Hasan Sabbah’ın (1032-1124) Özgürlükçü, Barışçıl, eşitlik ve paylaşımcılık temelleri üzerine kurduğu Alamut Devleti, 167 yıl Hüküm sürmüştür. Alamut, Pamir’den Güneydoğu Akdeniz kıyılarına ve Filistin’e kadar uzanan geniş Ortadoğu Coğrafyası içinde, 300’e ulaştığı bilinen Baş Dai’lerin (Bilgelerin) yönetiminde, ortaklaşa çalışarak, aynı kazandan yenilen, özel mülkiyetin olmadığı kale yerleşim birimleri “Darül Hicar’’lardan (Göçmenevleri, Göçmenler yurdu) oluşan bir devlettir.
Hasan Sabbah düşmanlarının iddia ettiği gibi kale devletinde ne katiller nede suikastçılar yetiştirmiş nede Alamut’u uyuşturucu cenneti yapmıştır.

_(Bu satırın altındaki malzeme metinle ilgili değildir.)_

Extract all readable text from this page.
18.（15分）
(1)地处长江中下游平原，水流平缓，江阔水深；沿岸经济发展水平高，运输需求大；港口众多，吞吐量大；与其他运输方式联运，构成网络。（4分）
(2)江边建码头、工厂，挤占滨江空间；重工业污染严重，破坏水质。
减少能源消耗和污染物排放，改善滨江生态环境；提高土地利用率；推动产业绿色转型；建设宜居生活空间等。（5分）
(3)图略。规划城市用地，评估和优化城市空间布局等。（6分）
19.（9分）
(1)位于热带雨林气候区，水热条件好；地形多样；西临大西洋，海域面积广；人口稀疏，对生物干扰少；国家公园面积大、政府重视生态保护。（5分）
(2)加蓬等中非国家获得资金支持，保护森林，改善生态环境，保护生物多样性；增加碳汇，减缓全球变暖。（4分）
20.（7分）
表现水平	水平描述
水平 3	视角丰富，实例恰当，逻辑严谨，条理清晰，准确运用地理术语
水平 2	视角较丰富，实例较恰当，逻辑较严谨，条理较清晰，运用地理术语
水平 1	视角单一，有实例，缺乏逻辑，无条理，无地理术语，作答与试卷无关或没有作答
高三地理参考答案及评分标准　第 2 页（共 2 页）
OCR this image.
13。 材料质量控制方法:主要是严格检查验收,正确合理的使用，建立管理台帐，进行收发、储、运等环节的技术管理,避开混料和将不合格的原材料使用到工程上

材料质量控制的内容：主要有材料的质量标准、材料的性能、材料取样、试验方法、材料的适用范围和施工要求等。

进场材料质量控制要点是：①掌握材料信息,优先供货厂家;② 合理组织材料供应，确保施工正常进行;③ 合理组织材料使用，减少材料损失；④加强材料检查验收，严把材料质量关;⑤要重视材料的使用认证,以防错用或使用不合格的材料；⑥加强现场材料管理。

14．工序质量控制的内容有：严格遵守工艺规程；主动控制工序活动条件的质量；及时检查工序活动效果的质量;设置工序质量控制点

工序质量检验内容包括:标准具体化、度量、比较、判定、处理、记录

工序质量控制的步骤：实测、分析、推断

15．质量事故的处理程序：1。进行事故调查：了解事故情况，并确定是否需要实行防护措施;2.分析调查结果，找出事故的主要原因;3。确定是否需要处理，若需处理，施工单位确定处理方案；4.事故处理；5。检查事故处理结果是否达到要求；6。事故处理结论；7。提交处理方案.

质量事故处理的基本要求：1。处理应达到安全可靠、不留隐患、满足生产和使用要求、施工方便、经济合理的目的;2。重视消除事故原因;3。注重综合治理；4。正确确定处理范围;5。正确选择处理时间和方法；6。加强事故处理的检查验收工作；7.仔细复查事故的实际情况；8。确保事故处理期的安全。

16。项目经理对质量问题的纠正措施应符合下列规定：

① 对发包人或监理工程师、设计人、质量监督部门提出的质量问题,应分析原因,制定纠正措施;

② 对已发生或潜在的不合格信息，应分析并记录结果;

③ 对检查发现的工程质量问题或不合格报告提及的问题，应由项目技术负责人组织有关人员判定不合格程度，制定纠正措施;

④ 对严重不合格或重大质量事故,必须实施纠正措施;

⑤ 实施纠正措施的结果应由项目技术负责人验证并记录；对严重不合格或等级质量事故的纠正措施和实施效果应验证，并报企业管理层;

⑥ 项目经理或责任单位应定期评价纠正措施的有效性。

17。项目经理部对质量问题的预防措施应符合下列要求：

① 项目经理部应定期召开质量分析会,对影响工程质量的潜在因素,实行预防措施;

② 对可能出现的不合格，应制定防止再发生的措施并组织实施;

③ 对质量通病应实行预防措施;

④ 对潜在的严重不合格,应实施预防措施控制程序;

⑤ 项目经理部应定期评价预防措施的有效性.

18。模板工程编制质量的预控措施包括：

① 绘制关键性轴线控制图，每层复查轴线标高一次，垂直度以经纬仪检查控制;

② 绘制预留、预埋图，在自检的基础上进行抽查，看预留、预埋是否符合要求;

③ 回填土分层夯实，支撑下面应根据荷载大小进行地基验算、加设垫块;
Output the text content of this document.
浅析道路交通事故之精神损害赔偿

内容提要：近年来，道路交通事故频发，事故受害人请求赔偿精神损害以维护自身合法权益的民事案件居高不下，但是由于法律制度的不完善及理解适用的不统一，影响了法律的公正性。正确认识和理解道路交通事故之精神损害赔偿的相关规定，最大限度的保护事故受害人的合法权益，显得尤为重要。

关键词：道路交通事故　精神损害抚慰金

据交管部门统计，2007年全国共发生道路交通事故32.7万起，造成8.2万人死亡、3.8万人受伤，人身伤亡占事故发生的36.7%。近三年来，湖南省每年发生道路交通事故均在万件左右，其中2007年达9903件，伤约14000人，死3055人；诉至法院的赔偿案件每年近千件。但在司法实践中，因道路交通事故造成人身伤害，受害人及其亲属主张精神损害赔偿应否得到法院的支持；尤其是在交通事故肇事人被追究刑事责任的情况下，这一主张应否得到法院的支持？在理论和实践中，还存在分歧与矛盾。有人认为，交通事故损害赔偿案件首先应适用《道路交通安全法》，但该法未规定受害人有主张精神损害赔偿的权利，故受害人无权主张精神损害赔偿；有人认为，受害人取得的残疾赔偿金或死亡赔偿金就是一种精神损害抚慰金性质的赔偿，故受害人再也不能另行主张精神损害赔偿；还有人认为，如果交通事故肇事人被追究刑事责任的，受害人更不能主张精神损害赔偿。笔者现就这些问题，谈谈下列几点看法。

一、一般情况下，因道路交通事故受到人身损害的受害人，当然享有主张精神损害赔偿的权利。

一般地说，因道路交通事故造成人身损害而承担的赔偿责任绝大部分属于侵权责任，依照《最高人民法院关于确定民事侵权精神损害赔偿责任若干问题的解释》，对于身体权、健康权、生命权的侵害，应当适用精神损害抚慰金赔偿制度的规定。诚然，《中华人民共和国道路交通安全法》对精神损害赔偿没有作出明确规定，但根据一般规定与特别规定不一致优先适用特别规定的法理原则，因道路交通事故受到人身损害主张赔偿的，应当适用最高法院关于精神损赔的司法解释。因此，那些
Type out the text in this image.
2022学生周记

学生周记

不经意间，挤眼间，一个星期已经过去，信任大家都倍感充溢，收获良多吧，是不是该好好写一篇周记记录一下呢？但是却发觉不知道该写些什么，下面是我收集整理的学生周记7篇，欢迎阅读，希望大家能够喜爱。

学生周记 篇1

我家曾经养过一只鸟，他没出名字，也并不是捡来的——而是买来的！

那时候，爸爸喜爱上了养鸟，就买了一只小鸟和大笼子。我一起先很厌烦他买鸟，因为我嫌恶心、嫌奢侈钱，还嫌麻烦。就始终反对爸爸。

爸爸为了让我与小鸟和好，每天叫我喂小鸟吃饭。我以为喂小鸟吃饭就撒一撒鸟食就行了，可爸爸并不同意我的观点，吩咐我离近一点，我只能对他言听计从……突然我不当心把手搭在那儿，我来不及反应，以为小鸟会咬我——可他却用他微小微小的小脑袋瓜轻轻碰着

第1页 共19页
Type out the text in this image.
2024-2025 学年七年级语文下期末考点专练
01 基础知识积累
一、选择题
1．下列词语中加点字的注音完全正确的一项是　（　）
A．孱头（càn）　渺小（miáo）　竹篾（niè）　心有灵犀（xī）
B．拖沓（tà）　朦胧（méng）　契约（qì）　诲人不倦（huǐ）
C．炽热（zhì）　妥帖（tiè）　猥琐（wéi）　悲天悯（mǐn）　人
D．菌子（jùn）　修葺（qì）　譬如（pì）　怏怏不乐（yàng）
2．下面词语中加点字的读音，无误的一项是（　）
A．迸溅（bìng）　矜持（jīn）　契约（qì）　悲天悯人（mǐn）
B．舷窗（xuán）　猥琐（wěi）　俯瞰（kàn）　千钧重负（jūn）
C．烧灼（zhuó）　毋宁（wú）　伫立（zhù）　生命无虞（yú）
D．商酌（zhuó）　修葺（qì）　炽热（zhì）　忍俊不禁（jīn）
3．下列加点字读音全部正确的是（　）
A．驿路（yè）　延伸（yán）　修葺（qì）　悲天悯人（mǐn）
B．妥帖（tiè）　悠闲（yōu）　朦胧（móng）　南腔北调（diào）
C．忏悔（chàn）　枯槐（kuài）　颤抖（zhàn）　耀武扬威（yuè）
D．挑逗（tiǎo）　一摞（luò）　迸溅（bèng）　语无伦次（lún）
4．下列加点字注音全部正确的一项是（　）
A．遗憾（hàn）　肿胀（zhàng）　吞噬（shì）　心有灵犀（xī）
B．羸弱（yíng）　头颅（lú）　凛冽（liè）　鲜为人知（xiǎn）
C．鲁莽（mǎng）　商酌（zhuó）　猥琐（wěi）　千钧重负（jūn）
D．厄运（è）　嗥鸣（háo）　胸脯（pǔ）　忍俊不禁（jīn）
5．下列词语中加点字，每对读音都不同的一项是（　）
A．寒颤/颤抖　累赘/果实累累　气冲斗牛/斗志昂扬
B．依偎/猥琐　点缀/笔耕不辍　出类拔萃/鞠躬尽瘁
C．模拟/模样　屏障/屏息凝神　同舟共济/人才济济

Hasan Sabbah, tarihi belgelerde savaştan kaçınan bir kişilik olarak karşımıza çıkmaktadır. Fakat düşmanlarının (Sünni Bağdat Halifeleri, Selçuklu Sultanları, Haçlılar, Moğollar) çokluğu ve sayıca üstün oluşları, Hasan Sabbah’ı Alamut’ta savunma amaçlı bir gerilla yaratma fikrine götürmüştür. Hasan Sabbah’ın seçkin savaşçılardan oluşan bir silahlı birlik (Fedain) yetiştirdiği anlaşılıyor. Bu fedailer iddiaların aksine, sadece bölge halklarına zulmeden, Alamut’a savaş açan, savaş yanlısı, baskıcı yöneticilere suikastlar düzenlemişlerdir.
Batı tarih yazıcılarının algılayamadığı ve açıklayamadığı, inancın bir insanı nasıl bir silaha dönüştürdüğüdür. Bu anlamda işin kolayına kaçıp, Hasan Sabbah’ı ve Fedailerini haşhaş ve sahte cennetle açıklayarak işin içinden çıkmaya çalışmışlardır. Oysa asıl gerçek, ülke savunması için silaha dönüşen inançlı fedailerin ülkeleri ve inançları uğruna kendilerini feda etmeleridir. Yakın tarihte Japon Kamikazeler, örnek gösterilebilir.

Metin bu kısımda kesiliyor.